A principal is privileged to discharge before the time fixed by the contract of employment an agent who has committed such a violation of duty that his conduct constitutes a material breach of contract or who, without committing a violation of duty, fails to perform or reasonably appears to be unable to perform a material part of the promised service, because of physical or mental disability.
  Neither the plain text of Section 409, nor the illustrations contained therein, addresses whether a "material breach" of contract overrides a notice and cure provision. Rather, the plain text of Section 409 provides only that a principal may discharge an agent prior to the time fixed by the contract of employment if, (1) the agent commits a violation of duty that constitutes a material breach, or (2) the agent is unable to perform a material part of the contract due to physical or mental disability. Significantly, although the Agreement at issue in the instant dispute explicitly provides an exception to the notice and cure provision in the event of "incapacity" or "inability" of the agent, no such exception is made for breach of fiduciary duty.

  Under Wisconsin law, which was not at issue in the Union Miniere case, it is not clear that a material breach necessarily relieves a party of its obligations to comply with a contract's notice and cure provision prior to termination. Cf. Mor-Cor, 328 F.3d at 336 ("There is a difference between believing that your contract partner has committed a material breach and wanting to terminate your contract with him because of it. Many, we suspect most, material breaches are forgiven, either in the hope that they will be cured or because self-help (as through termination) or legal remedies would cost the victim of the breach more than they were worth."); Process Research Corp. v. Hyprotech Ltd., 2001 WL 34379470 (W.D.Wis. June 14, 2001) ("Because plaintiff did not provide defendant with written notice of these alleged breaches and an opportunity to cure the alleged deficiencies, plaintiff may not terminate the agreement for substantial and material breaches.").

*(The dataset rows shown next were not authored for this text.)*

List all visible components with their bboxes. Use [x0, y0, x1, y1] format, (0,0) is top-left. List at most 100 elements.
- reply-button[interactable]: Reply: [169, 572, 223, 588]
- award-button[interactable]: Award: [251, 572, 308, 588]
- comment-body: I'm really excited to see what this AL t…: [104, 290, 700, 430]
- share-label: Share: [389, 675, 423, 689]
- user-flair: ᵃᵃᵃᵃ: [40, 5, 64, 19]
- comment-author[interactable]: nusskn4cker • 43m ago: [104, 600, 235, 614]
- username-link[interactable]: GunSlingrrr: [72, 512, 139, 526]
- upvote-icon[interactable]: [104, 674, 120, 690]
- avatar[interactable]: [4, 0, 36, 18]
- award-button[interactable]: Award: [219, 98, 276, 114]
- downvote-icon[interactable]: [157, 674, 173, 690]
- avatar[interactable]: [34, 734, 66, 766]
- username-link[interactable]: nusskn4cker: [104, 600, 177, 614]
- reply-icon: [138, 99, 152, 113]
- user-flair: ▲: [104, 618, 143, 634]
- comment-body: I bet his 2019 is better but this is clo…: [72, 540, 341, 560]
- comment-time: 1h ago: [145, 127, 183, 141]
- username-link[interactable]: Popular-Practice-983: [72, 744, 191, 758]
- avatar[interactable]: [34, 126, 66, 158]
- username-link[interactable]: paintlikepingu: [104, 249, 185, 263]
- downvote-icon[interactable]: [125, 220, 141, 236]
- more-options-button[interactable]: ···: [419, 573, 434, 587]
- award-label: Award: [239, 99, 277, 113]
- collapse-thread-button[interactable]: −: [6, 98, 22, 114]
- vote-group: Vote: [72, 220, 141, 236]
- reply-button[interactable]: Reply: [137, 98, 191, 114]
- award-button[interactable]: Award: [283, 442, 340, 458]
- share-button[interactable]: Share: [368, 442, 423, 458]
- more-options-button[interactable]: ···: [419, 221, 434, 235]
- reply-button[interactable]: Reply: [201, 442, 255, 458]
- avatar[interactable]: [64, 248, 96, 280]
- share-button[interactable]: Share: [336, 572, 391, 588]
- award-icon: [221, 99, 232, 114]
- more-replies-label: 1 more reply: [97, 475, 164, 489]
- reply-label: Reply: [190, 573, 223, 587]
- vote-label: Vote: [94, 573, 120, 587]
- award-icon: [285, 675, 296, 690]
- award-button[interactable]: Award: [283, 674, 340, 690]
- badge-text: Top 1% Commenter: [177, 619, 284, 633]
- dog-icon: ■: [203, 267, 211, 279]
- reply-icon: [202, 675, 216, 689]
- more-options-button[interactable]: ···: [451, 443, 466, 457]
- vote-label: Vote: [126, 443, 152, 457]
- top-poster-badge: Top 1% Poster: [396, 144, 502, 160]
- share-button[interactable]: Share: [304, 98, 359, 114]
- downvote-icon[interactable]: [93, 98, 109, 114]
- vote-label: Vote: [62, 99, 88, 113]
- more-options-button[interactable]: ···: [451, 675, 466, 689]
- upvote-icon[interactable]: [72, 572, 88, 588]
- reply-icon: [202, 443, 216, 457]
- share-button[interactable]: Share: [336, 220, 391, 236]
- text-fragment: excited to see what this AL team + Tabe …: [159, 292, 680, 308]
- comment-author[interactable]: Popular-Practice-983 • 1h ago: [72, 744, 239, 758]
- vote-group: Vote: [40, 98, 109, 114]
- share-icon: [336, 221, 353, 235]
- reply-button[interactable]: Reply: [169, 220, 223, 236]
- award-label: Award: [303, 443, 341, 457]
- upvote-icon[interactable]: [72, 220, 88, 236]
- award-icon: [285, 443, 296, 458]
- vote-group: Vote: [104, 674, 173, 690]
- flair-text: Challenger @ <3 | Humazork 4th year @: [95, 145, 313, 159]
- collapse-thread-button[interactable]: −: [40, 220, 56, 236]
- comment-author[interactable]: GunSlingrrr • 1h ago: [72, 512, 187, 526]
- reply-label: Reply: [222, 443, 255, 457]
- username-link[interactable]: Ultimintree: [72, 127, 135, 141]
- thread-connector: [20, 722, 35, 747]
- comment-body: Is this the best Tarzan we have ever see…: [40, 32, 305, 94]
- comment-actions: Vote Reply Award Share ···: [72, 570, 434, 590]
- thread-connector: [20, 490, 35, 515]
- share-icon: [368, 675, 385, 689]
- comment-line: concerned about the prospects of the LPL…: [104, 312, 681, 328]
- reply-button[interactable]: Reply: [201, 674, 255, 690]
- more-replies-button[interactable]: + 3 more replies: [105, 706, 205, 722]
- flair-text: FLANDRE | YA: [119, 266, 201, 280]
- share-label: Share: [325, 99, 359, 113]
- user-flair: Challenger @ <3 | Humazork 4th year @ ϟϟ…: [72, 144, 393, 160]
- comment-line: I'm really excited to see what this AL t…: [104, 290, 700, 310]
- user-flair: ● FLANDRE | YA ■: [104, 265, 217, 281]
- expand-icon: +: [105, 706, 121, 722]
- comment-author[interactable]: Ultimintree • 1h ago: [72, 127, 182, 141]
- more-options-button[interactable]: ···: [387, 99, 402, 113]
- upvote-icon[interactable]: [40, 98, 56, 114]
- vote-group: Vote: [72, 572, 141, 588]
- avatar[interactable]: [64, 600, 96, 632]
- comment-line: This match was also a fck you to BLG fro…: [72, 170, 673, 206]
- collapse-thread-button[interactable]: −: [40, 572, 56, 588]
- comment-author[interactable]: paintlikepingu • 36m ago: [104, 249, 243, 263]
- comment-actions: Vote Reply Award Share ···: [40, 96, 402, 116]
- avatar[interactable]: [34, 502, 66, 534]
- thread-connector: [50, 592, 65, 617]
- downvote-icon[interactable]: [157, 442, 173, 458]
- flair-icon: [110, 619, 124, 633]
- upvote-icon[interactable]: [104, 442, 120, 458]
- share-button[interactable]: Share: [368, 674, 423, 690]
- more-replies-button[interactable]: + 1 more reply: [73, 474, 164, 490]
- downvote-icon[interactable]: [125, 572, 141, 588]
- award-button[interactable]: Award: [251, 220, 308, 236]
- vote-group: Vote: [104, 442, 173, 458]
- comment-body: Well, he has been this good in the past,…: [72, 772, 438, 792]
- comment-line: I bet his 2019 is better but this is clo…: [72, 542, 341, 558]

  More importantly, unlike the breach in Union Miniere, the alleged breach in the instant case appears to have been curable. As plaintiff notes, had defendant brought the alleged breach to plaintiff's attention, plaintiff could have: (1) explained to defendant that the acquisition had fallen apart; (2) proceeded with the acquisition through his children only, rather than retaining an ownership and/or management interest for himself; or (3) abandoned the acquisition entirely. Field's uncontradicted testimony in fact established that he had resuscitated the deal only after being terminated by defendant. The plain terms of the Agreement required defendant to give thirty days notice and an opportunity to cure before terminating the Agreement as a result of plaintiff's failure to act in defendant's best interest. Defendant's belated attempt to recast that breach as a breach of fiduciary duty does not, in this court's judgment, permit defendant to circumvent that requirement. Thus, the court grants plaintiff's motion for summary judgment on liability.

  CONCLUSION

  For the reasons stated herein, the court grants plaintiff's motion for partial summary judgment on liability on the breach of contract claim and denies defendant's cross-motion for summary judgment. The parties are directed to appear for a report on status on August 12, 2004, at 9:00 a.m.